En la España de 1857 el analfabetismo era una lacra para la sociedad española. El ministro de Fomento de aquella época, Claudio Moncayo, para luchar contra la enfermedad de la incultura favoreció y permitió que la enseñanza pudiera impartirse tanto en los anticuados y escasos centros públicos como en los privados en manos de la Iglesia Católica e incluso en casas particulares. Poco imaginaría aquel ministro que aquella medida tomada de forma temporal y transitoria tendría tanta continuidad en el tiempo. La ley Moncayo posibilitó que un gran número de colegios religiosos, previa subvención, enraizaron en el sistema educativo de los españoles, llegando a su máximo auge y popularidad durante la dictadura franquista. En 1985, en la España del PSOE y la LODE (Ley Orgánica del Derecho a la Educación), los colegios religiosos y privados, mantenidos con dinero público, se consolidaron definitivamente con identidad propia denominándose colegios concertados. El crecimiento demográfico de la España de los 80, «baby boom», junto a la ampliación de la obligatoriedad en dos años más justificaba de nuevo la financiación pública de colegios privados ya que la red de colegios públicos era incapaz de atender tanta demanda. Así, casi sin darnos cuenta, hemos llegado al siglo XXI donde el mapa escolar de España muestra que un 65% de nuestros colegios son públicos, un 30% son concertados y un 5% privados.

Después de más de 30 años de aquella decisión del Partido Socialista, es lícito pensar y cuestionarse la conveniencia o no de seguir «echando mano» de los colegios concertados para atender la educación de los niños españoles y máxime cuando la red pública de centros educativos ha mejorado sustancialmente tanto cualitativa como cuantitativamente. Los políticos lo saben y llevan un tiempo utilizando los centros concertados como reclamo electoral, unos defendiendo su utilidad y otros apostando por alejarlos de las subvenciones con dinero público. Sirva como ejemplo lo que ha ocurrido en nuestra Comunidad Valenciana que estos años atrás, en manos del PP, se suprimieron más de 500 aulas de centros públicos y aumentaron las subvenciones a los centros concertados, mientras en apenas diez meses del «gobierno a la Valenciana» se suprimen 3 aulas de los concertados y se recuperan más de 400 aulas para los públicos. También podemos comprobar que, aun siendo dotados económicamente con dinero de todos, opinar, interferir o cuestionar la necesidad o no de un colegio concertado no está exento de problemas; si no que le pregunten a Vicent Marzà que sin dejar de subvencionar, sin clausurar ningún colegio concertado y sólo por cerrar tres aulas por falta de alumnado ¡la que le está cayendo encima!

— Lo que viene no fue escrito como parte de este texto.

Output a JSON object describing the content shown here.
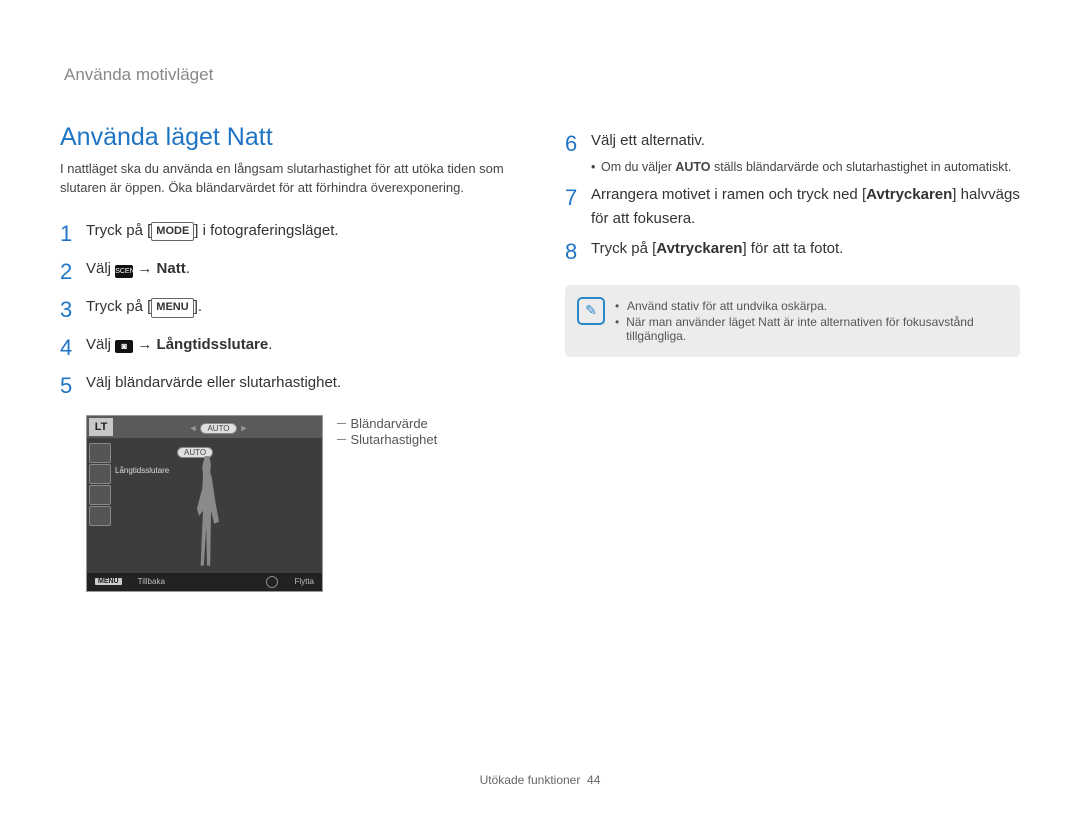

Desde mi punto de vista, aquella Administración o aquellos equipos de gobierno que pretendan dar las gracias a los colegios concertados por el servicio prestado y sacarlos de la red pública y gratuita de la educación española, tendrá que enfrentarse a dos grandes problemas. Por un lado a la Conferencia Episcopal, puesto que es la Iglesia Católica la propietaria del 70% de los colegios concertados; no es fácil que renuncien a la inmensa cantidad jugosa de dinero que gestionan gracias a las subvenciones. Por otro lado, el círculo vicioso en el que se encuentran sumergidos los centros concertados y que todas las administraciones han consentido. Los centros concertados siempre han tenido una gran demanda de puestos escolares, lo cual les permite elegir la clase de familias, el tipo de alumnado que quiere en sus aulas. Obviamente los centros concertados tienen a los alumnos de mejores condiciones socio-económicas de su barrio, su mejor carta de presentación en el periodo de matriculación del año siguiente, que volverán a tener exceso de demanda y, otra vez, la posibilidad de elegir. Mientras los colectivos más desfavorecidos: los inmigrantes, los chicos y chicas de barrios marginales o los alumnos con necesidades educativas, sin cabida en los concertados, todos de cabeza a la escuela pública. Dinámica que al fin y a la postre genera una segregación social.

Los responsables de esta situación mantenida durante mucho tiempo no son los padres que de forma legítima buscan lo que creen mejor para sus hijos, ni de la Iglesia Católica que vela por sus intereses. Son los distintos gobiernos los que deben garantizar y velar por un sistema educativo que, sostenido con fondos públicos, aseguren la igualdad de oportunidades para todos y cada uno de sus alumnos. Esta equidad, esta igualdad pasa por evitar y consentir comportamientos clasistas que segregan y marcan diferencias sociales inadmisibles en una sociedad que pretenda ser igualitaria.